I just wanted to mention that at post 324 I offered some testable claims for intelligent design and creation in response to a related challenge from Doctor Stochastic.
Okay, thanks. Checked it out. "Steganalysis," "Steganography," etc. will require some further investigation on my part.
This seems to be something that needs to be spelled out in laymen's terms. First step, in my opinion, is at least agreeing there are "designed things" present in the universe.
Am I wrong in assuming there are only two possibilities? 1.) designed things exist, or 2.) designed things do not exist? Perhaps a third: All of existence is a figment of my imagination, but I don't think those kind of skeptics inhabit this place.

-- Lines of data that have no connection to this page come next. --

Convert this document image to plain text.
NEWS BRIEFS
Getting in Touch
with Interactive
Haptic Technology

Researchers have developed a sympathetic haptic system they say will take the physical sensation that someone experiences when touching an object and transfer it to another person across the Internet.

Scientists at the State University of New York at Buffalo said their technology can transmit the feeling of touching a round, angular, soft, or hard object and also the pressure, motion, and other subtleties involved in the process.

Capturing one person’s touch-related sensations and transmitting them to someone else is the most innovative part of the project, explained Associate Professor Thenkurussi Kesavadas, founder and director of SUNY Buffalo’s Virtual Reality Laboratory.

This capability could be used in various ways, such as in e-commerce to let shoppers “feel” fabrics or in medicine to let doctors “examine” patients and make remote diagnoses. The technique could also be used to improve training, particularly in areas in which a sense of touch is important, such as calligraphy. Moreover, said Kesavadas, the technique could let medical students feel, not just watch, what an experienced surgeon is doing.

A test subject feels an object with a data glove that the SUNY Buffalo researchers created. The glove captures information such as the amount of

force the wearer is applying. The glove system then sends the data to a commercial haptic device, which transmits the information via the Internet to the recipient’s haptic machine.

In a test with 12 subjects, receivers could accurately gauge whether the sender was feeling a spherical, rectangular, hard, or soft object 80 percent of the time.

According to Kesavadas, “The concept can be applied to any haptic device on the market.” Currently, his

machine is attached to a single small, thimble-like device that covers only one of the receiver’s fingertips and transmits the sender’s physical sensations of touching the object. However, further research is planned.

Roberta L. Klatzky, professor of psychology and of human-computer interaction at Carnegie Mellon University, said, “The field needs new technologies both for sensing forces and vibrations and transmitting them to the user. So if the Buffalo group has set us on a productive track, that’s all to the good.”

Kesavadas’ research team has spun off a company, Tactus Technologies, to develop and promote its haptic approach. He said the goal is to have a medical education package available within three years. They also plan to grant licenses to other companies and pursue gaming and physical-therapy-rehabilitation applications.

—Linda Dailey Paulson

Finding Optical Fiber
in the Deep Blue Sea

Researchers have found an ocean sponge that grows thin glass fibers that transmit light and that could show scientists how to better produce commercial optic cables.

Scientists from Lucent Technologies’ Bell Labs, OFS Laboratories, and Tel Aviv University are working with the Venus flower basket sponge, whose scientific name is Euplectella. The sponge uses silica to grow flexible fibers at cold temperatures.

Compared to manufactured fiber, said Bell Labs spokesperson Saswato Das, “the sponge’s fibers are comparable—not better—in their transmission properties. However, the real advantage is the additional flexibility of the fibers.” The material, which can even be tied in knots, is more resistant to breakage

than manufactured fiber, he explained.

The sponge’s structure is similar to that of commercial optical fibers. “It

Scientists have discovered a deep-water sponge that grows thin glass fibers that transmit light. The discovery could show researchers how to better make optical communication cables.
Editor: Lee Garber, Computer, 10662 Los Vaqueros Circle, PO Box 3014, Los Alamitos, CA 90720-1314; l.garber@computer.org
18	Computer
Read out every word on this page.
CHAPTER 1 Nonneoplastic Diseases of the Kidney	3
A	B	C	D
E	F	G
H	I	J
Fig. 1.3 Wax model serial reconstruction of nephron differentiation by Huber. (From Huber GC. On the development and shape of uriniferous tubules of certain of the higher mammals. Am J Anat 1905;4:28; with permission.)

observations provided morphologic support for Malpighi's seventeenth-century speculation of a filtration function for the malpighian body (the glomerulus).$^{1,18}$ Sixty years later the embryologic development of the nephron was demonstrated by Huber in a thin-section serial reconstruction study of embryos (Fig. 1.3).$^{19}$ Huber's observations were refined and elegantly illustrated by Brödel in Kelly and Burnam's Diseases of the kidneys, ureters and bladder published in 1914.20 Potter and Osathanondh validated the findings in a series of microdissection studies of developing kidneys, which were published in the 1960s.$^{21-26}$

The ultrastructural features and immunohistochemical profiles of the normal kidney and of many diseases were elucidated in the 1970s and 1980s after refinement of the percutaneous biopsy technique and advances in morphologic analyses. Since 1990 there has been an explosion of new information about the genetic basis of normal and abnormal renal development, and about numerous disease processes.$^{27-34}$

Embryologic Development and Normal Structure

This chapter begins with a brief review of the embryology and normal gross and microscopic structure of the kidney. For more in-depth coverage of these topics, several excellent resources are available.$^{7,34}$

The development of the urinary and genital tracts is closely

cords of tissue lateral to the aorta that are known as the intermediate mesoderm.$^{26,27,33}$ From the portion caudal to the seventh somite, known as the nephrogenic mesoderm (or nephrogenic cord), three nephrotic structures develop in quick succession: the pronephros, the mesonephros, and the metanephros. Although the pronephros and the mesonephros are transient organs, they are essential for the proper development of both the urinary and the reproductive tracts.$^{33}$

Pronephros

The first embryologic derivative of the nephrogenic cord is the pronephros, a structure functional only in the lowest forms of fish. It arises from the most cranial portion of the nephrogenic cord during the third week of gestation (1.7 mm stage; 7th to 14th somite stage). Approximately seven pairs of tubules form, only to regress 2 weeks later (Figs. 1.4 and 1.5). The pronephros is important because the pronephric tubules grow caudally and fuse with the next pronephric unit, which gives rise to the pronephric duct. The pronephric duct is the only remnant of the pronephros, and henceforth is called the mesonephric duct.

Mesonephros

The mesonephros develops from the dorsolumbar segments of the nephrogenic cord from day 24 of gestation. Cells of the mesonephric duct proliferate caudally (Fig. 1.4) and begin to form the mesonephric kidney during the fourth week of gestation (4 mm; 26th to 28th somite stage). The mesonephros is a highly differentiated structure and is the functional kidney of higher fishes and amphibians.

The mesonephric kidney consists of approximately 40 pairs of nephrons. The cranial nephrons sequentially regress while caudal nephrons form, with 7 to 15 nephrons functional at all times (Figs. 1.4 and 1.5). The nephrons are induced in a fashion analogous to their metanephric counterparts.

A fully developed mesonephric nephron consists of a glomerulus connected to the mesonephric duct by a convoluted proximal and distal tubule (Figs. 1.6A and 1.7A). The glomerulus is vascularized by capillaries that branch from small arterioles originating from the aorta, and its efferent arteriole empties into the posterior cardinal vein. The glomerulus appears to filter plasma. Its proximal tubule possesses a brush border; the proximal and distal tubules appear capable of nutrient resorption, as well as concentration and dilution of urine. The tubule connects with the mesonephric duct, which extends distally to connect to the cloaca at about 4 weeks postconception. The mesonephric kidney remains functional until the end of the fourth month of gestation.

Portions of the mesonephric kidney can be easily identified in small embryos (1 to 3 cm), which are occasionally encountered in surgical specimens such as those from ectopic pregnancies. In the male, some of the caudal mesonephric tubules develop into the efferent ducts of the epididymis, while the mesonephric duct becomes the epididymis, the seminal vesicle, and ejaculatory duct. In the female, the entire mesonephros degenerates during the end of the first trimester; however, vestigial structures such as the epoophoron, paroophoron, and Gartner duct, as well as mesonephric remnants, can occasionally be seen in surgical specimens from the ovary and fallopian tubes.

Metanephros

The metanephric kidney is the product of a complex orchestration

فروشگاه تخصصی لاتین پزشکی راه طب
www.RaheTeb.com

If you'll permit, me, I'd like to take a brief pass at this.
I'll beg off on the evidence of God's shout producing the cosmic background radiation variation, which, while charmingly clever, doesn't seem altogether pursuasive to me.
What I did want to talk about was the proposal that we look for an instruction manual in the junk DNA. Or, for example, a decoded message saying "I, God, did this!".
I'd put all such proposed evidence from left field, as it were in the just-so-story bin. When IDers are challenged to come up with an experiment, what we mean is a critical experiment--one that might say yea or nay to a thesis on the table, and expanded to sufficient detail to make such an experiment constructable. As you know, this the Popperian commitment to falsifiability in science.
If you should unambiguously decrypt such a message, or if God appears in the midst of a burning bush on MTV and takes full credit, then we'll be on a new footing with ID. But until then, proposed evidence not presently on the table is outside the technical competence of science.
Otherwise, this notion remains on the sideline right alongside the argument for design. It has the potential to be science, since nobody can demonstrate that it couldn't be true, but without some form of compelling evidence to hand, science it is not.